Some of the other grown-ups in town liked to play at being silly-polite, so Ulrike knew what to do. She curtsied right there on the chair and said, “Thank you, Master Maler!” as grandly as she could.
Then she got back to the crunching.
Finally all the gum was crunched up as fine as flour, and Dad tipped it up into the ink. They watched it whoosh down like a cloud.
“Time to mix it up!” said Dad. “We can all take turns!”
Dad and Andreas got the first stirring turn because they hadn’t helped with the crunching at all. Ulrike plopped down into her chair and smiled. Making ink was always fun, but she liked having Old Andreas there. He knew a lot about art, and he was nice even if putting the copperas in had made him cry. It had made him almost laugh, too! She was making progress! And she was making ink!
She felt very happy when she took the bowl and spoon for her turn at stirring. And when Ulrike was happy, she was not very good at stirring things gently.
Splash!
Andreas gasped. So did Dad. Mama jumped in to pull the bowl out of Ulrike’s hands.
Ulrike looked down. There were little speckles of ink all across her arms and the table, and she could feel more of them on her face.
Then she looked up.
Old Andreas was frozen there, looking at her from a face that was covered in splotches of ink. They dripped down his nose and his stubbly chin and onto his clothes. Parts of his gray hair were almost as dark as Ulrike’s. Even one of his ears was full of ink!
Urike felt her eyes get very big. She was going to be in so much trouble! And Old Andreas was going to be so upset! She’d made a mess and gotten him all dirty when they were all supposed to be extra nice to him, and–
And then he started laughing.
At first it was more barks, loud enough that Süẞe barked back, almost like hiccups. Like big bubbles popping. And then it was like a pot that had boiled all the way over and couldn’t stop. Old Andreas’ shoulders started to shake and he bent over the table and just laughed and laughed and laughed. He looked so funny that Ulrike had to laugh too. She threw her head back and kicked her feet and couldn’t stop until her belly hurt.
Every time she thought Old Andreas might be done he would look up and see her and his eyes would sparkle and he would start up again. They traded the laughing back and forth like they were kicking a ball, and even Dad and Mama giggled a little while they tried to clean Ulrike up. Andreas reached out shyly to poke his finger into the ink on the table and draw a splotch onto his own nose, and when Old Andreas saw it he cackled so hard he almost fell over.
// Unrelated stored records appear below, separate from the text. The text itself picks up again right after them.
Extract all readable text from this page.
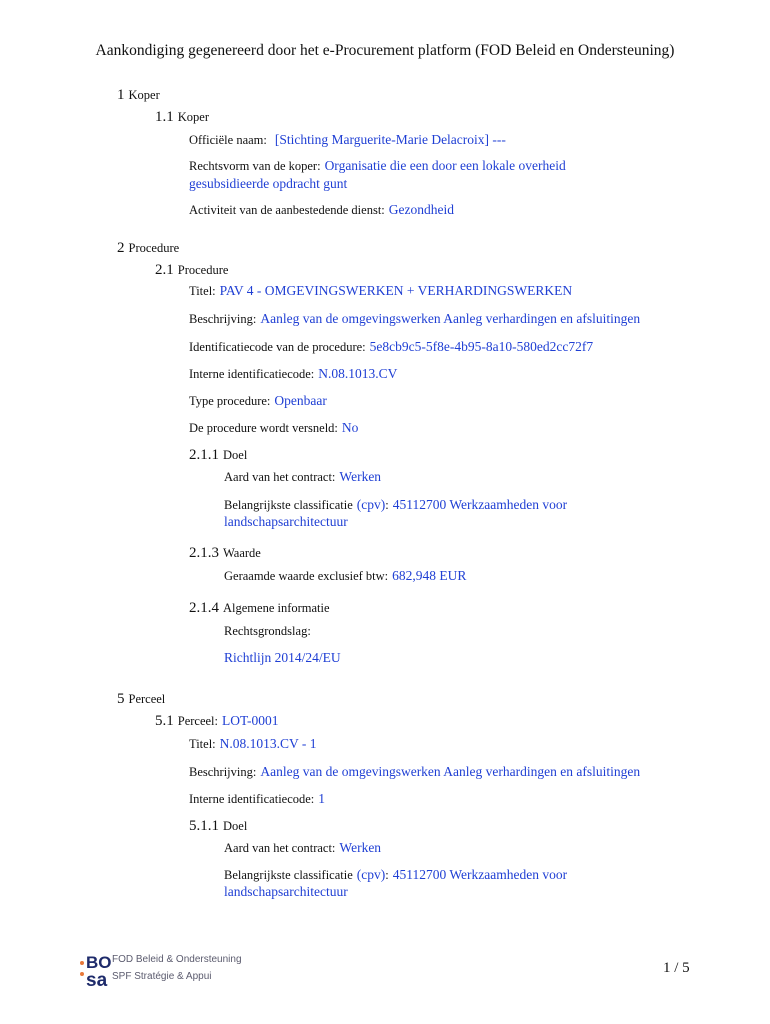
Aankondiging gegenereerd door het e-Procurement platform (FOD Beleid en Ondersteuning)
1 Koper
1.1 Koper
Officiële naam: [Stichting Marguerite-Marie Delacroix] ---
Rechtsvorm van de koper: Organisatie die een door een lokale overheid
gesubsidieerde opdracht gunt
Activiteit van de aanbestedende dienst: Gezondheid
2 Procedure
2.1 Procedure
Titel: PAV 4 - OMGEVINGSWERKEN + VERHARDINGSWERKEN
Beschrijving: Aanleg van de omgevingswerken Aanleg verhardingen en afsluitingen
Identificatiecode van de procedure: 5e8cb9c5-5f8e-4b95-8a10-580ed2cc72f7
Interne identificatiecode: N.08.1013.CV
Type procedure: Openbaar
De procedure wordt versneld: No
2.1.1 Doel
Aard van het contract: Werken
Belangrijkste classificatie (cpv): 45112700 Werkzaamheden voor
landschapsarchitectuur
2.1.3 Waarde
Geraamde waarde exclusief btw: 682,948 EUR
2.1.4 Algemene informatie
Rechtsgrondslag:
Richtlijn 2014/24/EU
5 Perceel
5.1 Perceel: LOT-0001
Titel: N.08.1013.CV - 1
Beschrijving: Aanleg van de omgevingswerken Aanleg verhardingen en afsluitingen
Interne identificatiecode: 1
5.1.1 Doel
Aard van het contract: Werken
Belangrijkste classificatie (cpv): 45112700 Werkzaamheden voor
landschapsarchitectuur
BO
sa
FOD Beleid & Ondersteuning
SPF Stratégie & Appui
1 / 5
“All the ladies send their–oh!”
Grandma Else stood in the door, her eyes big and round as she stared at the messy, inky house and her messy, inky family. Then she snorted. Then she giggled.
And then everyone in the whole house was laughing. But out of all of them, Old Andreas laughed the longest and the loudest.
Mama had been right, Ulrike decided.
She wasn’t going to call him Sad Andreas anymore.